Soccer Head Injuries
Many people perceive soccer as a safer sport for children to play than American football. Nevertheless, soccer can cause head injuries. As the New York Times reported, at least one soccer player suffers from chronic traumatic encephalopathy (CTE), a neurodegenerative disease more closely associated with NFL players. Soccer players can suffer head injuries in several ways:
- Hitting the ground after an aggressive tackle
- Taking an elbow to the head
- Running into a goalpost
- Repeated heading of the ball
- A collision of heads when two or more players attempt to head the ball
Some readers might feel surprised that simply heading the ball can lead to brain injuries. Nevertheless, scientists studying this issue have seen brain abnormalities in soccer players who are constantly heading the ball. These abnormalities can cause serious problems, such as:
- Memory problems
- Increased headaches
- Trouble sleeping
Scientists do not yet know how much force will cause brain damage, but they do recommend that players younger than 14 not head the ball.
Assumption of the Risk
By its nature, soccer is a contact sport, and most participants know that going in. For that reason, it can prove difficult to bring a lawsuit for injuries your child suffered on the playing field.

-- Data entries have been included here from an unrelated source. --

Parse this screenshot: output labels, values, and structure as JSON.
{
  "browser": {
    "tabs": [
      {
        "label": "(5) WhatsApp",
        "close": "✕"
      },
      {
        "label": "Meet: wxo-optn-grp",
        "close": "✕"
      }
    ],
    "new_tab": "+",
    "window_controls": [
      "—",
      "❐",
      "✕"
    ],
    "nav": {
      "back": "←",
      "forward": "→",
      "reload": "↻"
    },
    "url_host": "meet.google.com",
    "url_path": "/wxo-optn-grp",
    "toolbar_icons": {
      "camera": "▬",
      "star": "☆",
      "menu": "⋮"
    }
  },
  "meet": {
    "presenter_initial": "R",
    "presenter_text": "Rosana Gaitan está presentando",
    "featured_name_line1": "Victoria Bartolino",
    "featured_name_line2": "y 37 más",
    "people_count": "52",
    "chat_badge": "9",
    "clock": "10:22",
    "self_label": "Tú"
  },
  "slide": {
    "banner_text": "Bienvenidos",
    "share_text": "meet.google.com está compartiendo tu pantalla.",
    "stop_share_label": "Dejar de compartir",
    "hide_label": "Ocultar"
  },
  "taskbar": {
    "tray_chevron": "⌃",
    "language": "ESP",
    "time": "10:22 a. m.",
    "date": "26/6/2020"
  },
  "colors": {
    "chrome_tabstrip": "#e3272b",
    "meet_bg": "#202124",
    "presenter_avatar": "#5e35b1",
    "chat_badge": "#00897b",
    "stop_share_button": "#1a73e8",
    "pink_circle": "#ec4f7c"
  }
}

California’s “primary assumption of the risk” doctrine prevents lawsuits when the injury results from commonplace physical contact in sports. In Knight v. Jewett, the California Supreme Court considered whether someone injured in a touch football game could bring a lawsuit for injuries suffered when the defendant stepped on her hand. The court decided that the injured plaintiff could not sue. Specifically, the court held that the defendant only owed a duty not to recklessly or intentionally injure other players, and accidentally stepping on someone’s hand did not qualify.

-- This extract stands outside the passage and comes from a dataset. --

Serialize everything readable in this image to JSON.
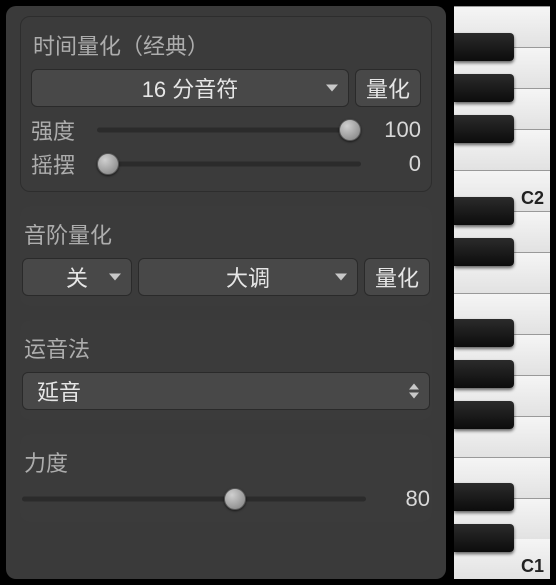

However, playing in a sport is not a complete bar to a lawsuit. One key question was whether the defendant’s conduct was so reckless that it fell completely outside the range of ordinary conduct involved in the sport. For example, somebody deliberately punching your child will probably fall outside the range of normal conduct. But other actions—even a rough tackle—might constitute normal contact and bar a lawsuit. Another question may be whether anyone took any action to change the risks inherent in the sport or activity.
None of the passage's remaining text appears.